Is the United States killing enough Islamic State in Iraq and Syria (ISIS) militants?
It may be a macabre question but it is also a necessary one, according to some defense experts. They wonder whether the military efforts by the U.S.-led coalition, especially those centered on the Syrian border town of Kobani, are inflicting enough damage to counter-balance an influx of ISIS fighters into the area.
The U.S.-led coalition has dropped nearly 500 warheads in and around Kobani over the past three weeks, according to Defense officials.
{mosads}Pentagon press secretary Rear Adm. John Kirby said at a media briefing Wednesday, “We know we’ve killed somewhere on the order of several hundred of their fighters from these airstrikes.”
A defense official who did not want to be identified said Wednesday that the number killed was in excess of 350.
As many as 9,000 ISIS fighters have streamed to the town to take on 3,000 Kurdish fighters who are seeking to repel the ISIS advance.
Defense officials have suggested that the number of ISIS fighters killed is not the only metric of progress, or even the primary one.
“The effort there isn’t just about warheads on foreheads,” Kirby said Wednesday. “I’m not diminishing the importance of taking fighters off the battlefield. But that’s not … the overarching goal here.”
But at the same time, Pentagon officials say they are in fact trying to kill as many ISIS members as they can in Kobani.
“We’ve used the tried-and-true method of ‘Kill them where they are,'” said Pentagon spokesman Army Col. Steve Warren on Wednesday.
Last week, Army Gen. Lloyd Austin, commander of the military campaign against ISIS, said U.S. airstrikes in and around Kobani were meant to degrade ISIS’s strength overall.

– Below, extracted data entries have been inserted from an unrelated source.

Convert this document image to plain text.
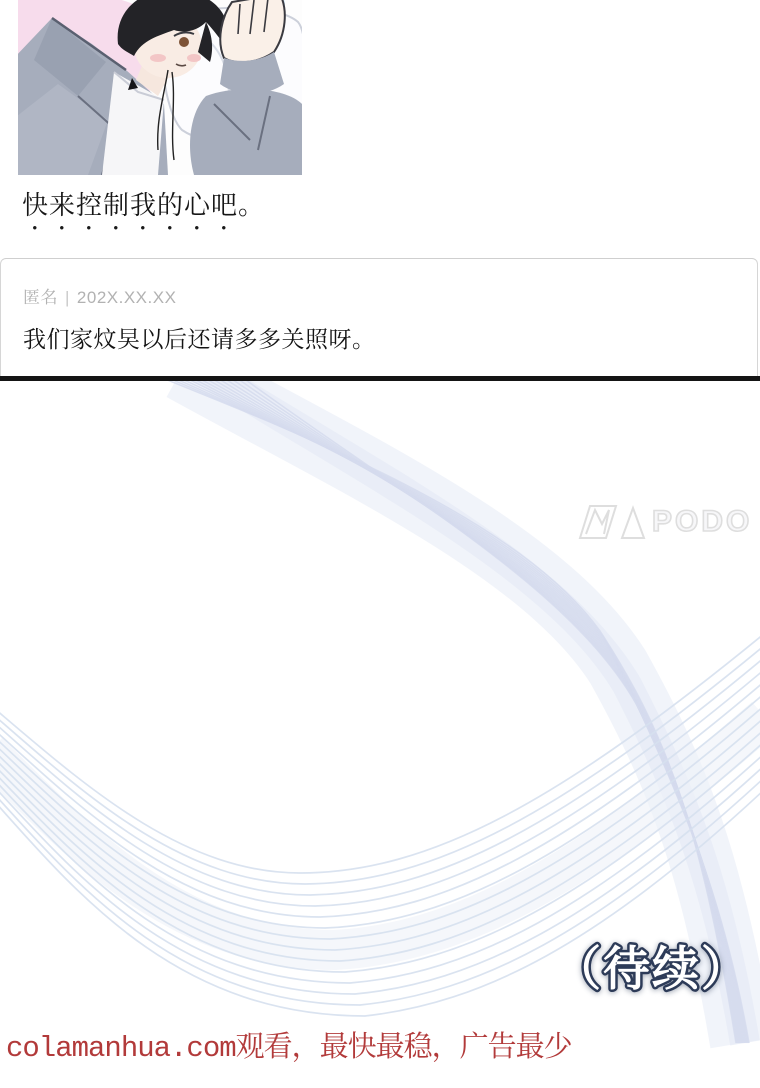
快来控制我的心吧。
匿名 | 202X.XX.XX
我们家炆旲以后还请多多关照呀。
PODO
（待续）
colamanhua.com观看，最快最稳，广告最少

“The more we attrit [the enemy] in Kobani, the less ability he has to reinforce efforts … in other places,” he said on Friday.
But Defense officials also say ISIS can be degraded by taking out heavy weapons, vehicles and oil refineries controlled by the militant group.
The administration also emphasizes that it’s important to defeat ISIS’s ideology, which replenishes the group with new recruits — and which, by its nature, cannot be vanquished by military force.
Outside experts agree that the number of ‘kills’ is not the be-all and end-all of military success. But many say the numbers do matter.
“They matter because the numbers have an impact on whether or not you’re going to succeed in accomplishing a particular military objective,” said retired Air Force Lt. Gen. David Deptula.
“If you reduce the number of adversary forces…it assists the Kurdish folks who are fighting to maintain that town,” he added.
Officials have refrained from giving out enemy casualty numbers for the overall fight against ISIS, though the CIA estimates ISIS’s overall strength at between 20,000 and 30,000 people.
But the casualty numbers in Kobani provide a peek at the damage being done in an area that has become an early litmus test of the U.S. strategy against ISIS, which relies on airstrikes and indigenous ground forces.
So far, the U.S.-led coalition has devoted roughly half of its 300 airstrikes in Syria over the last few weeks to the area in and around Kobani. But ISIS’s advances have only recently — and perhaps just temporarily — been halted. Defense officials say the situation is fluid and contested.
Deptula, who planned the air war in Operation Desert Storm and was the director of the Combined Air Operations Center for the 2001 invasion of Afghanistan, said there should be hundreds of airstrikes against ISIS per day.
“The average number of strike sorties per day since we started this operation [has] been seven,” he said. “Imagine if those numbers were doubled or tripled.”
Michael Knights, research fellow at the Washington Institute for Near East Policy, agreed.
“The amount of force we’re using right now is minuscule compared to what we could use. So as a result, it is going to be slow, because the U.S. has decided upon a low-risk and low-reward approach to the Syrian crisis and to the Iraq crisis,” he said.
Defense officials have urged the American public to be patient with respect to a military effort that has so far cost $424 million since Aug. 8, and is proceeding at a cost of $7.6 million per day.
Knights, who has worked extensively in Iraq as a consultant, said the slow pace was limited not by any lack of resources, but the lack of intelligence for more airstrikes.
“The problem is the bottleneck of, ‘Are we sure that thing I’m looking at is what I think it is? Am I sure that it is an ISIS technical [vehicle] … or could it be a bunch of civilian people with a rug on the back of a truck?’
Kirby acknowledged those limits on Wednesday.
“There’s going to be a limit, though. You can’t just hit every place you know them to be, because … unlike them, we have to be discreet and [discriminating] about collateral damage and civilian casualties,” Kirby said.
Knights agreed.
“We need that acuity, and that’s the short pole in the tent, where you don’t have the intelligence assets in place. But if we had them in place, sure, we could absolutely clean these guys’ clocks,” he said.
This story was updated at 12:57 p.m.